One of the questions that our SSA commission has been wrestling with has been what to do with Mautene Court, a tiny, overlooked plaza just northwest of Milwaukee and Ashland. It was a stub street turned into a failed plaza, but construction all around it led to its recent closure. I’ve found a few examples of interesting precedents for this kind of “passage park”; most connect two streets, and Mautene has the potential to connect through the lot behind it to rapidly growing Division Street.
* Liberties Walk in Philadelphia. [My photos.] “Part of real estate developer Bart Blatstein’s plan to build an upscale artists’ community on his large property holdings in Northern Liberties. Blatstein designed [it] to be a mixed-use, pedestrian-oriented retail and residential corridor that would fit with the neighborhood’s architecture.” [PlanPhilly] A semi-critical article from when the plan was announced: [City Paper]
* Chess Park in Glendale, Calif. [Photos from Flickr] “The park is located in a previously underused passageway which runs between two retail shops in the Brand Boulevard business district, connecting a city parking structure to the bustling streetfront shops, restaurants, and theaters on Brand Boulevard, Glendale’s main thoroughfare.” [ASLA 2006 Awards]. An hour-by-hour photoessay about a day in the park’s life is in the September 2007 issue of Landscape Architecture magazine.
* Fruitvale Transit Village in Oakland, Calif. [My photos.] This one’s a little more problematic, a handsome two-block pedestrian street developed by a local CDC that was a bit too ambitious with the retail.
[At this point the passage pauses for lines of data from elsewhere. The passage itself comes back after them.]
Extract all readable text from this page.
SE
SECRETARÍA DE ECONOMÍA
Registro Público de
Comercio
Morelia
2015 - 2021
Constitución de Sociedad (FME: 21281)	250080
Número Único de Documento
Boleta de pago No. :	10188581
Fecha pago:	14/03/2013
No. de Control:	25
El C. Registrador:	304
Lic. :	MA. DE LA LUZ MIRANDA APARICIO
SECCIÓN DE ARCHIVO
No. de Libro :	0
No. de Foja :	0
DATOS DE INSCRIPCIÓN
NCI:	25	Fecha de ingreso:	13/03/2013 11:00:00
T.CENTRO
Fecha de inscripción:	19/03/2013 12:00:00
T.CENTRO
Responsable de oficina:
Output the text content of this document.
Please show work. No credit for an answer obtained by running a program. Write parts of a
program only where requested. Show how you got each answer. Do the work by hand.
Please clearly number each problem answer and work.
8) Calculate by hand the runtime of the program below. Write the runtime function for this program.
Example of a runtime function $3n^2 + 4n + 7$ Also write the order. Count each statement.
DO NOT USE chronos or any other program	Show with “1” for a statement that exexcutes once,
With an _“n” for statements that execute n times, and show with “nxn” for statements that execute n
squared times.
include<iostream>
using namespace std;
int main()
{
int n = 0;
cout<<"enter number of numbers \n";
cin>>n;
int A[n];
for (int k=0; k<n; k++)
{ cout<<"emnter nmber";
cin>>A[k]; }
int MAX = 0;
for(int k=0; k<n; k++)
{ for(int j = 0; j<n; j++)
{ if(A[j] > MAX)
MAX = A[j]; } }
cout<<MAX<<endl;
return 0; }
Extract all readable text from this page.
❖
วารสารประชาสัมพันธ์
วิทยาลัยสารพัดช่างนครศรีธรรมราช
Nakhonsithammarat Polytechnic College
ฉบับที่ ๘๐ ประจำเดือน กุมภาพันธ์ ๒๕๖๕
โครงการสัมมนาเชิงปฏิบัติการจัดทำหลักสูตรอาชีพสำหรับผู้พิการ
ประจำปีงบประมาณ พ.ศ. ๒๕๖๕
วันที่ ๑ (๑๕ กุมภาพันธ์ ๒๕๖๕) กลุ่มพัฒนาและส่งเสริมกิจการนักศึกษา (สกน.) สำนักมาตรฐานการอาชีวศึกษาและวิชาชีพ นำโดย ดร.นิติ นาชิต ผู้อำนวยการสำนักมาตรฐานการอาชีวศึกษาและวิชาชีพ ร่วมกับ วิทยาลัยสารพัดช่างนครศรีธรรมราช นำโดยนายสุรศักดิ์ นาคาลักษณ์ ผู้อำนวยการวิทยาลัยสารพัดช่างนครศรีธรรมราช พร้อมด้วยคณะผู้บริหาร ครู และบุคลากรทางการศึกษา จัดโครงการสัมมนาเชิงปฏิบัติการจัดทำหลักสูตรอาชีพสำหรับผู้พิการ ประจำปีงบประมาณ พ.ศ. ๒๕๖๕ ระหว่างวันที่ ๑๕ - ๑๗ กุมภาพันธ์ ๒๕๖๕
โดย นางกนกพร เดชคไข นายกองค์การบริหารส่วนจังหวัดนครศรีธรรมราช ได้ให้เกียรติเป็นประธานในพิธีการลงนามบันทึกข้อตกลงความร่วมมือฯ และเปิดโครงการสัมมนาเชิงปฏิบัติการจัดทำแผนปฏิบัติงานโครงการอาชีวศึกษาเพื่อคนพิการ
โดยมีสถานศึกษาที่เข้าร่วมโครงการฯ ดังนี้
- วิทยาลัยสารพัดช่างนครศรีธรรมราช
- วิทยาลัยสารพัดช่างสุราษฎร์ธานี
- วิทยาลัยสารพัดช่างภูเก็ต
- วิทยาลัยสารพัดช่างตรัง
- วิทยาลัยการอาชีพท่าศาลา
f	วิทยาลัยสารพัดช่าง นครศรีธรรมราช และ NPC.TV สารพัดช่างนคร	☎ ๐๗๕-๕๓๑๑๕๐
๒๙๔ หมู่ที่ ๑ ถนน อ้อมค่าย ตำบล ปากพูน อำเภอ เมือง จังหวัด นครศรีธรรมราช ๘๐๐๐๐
Read more in New Urban News.
* The Distillery District in Toronto [photos] [previous post on business mix] is a historic industrial complex that has been renovated into an immensely popular, pedestrian-only arts and entertainment village, with galleries, shops, restaurants and cafés, performance and creative spaces, and now (after many years of development) high- and mid-rise condos. (Québec also has a number of lively pedestrian malls despite the bitter cold, like art-stall-lined Rue de Petit Champlain in Québec or restaurant-lined Rue Prince-Arthur in Montréal’s Plateau: [photo 1] [photo 2] [photo 3])
* In a more socioeconomically comparable neighborhood, Mozaic in swanky Uptown Minneapolis is a 2.5 acre site being developed as retail, entertainment, condos, and a boutique hotel in mid- to high-rises surrounding a half-acre plaza with “interactive fire and water garden.” [Flashy official site]
Another idea that’s been brewing, in a somewhat similar vein, is the notion of building a public market in the neighborhood — a citywide destination that promotes local entrepreneurs. I’ve always been a fan of a good market, but most of the famous ones are the cavernous, established downtown markets. So, I was surprised to find a 40-stall public market squeezed into about 10,000 sq. ft. in Viroqua, Wis., population 5,000. It’s not incredibly sophisticated, but it’s a great venue for entrepreneurs and a smart reuse of an existing space — an auto dealership with wood-truss vaulted ceilings, opened in 2004. Midtown Global Market is a better-capitalized new public market housing 60 larger vendors within an old Sears in South Minneapolis. Unlike those areas, though, Wicker Park has the added advantage of being termed as one of the higher-income “food deserts” in recent research (see presentation from Mari Gallagher here) — a neighborhood comparatively underserved by grocery stores.
Perhaps most interesting to this neighborhood is the Epicurious Garden [my photos], a stylish new food hall (think linear food court, or tiny and chichi public market), with ten small foodie businesses, recently opened a few doors from Chez Panisse in Berkeley’s Gourmet Ghetto. Most of the vendors face a short passage and offer takeout; around the edges are a wine bar, a classical tea house, a small garden (which still manages several seating options), and a cooking school.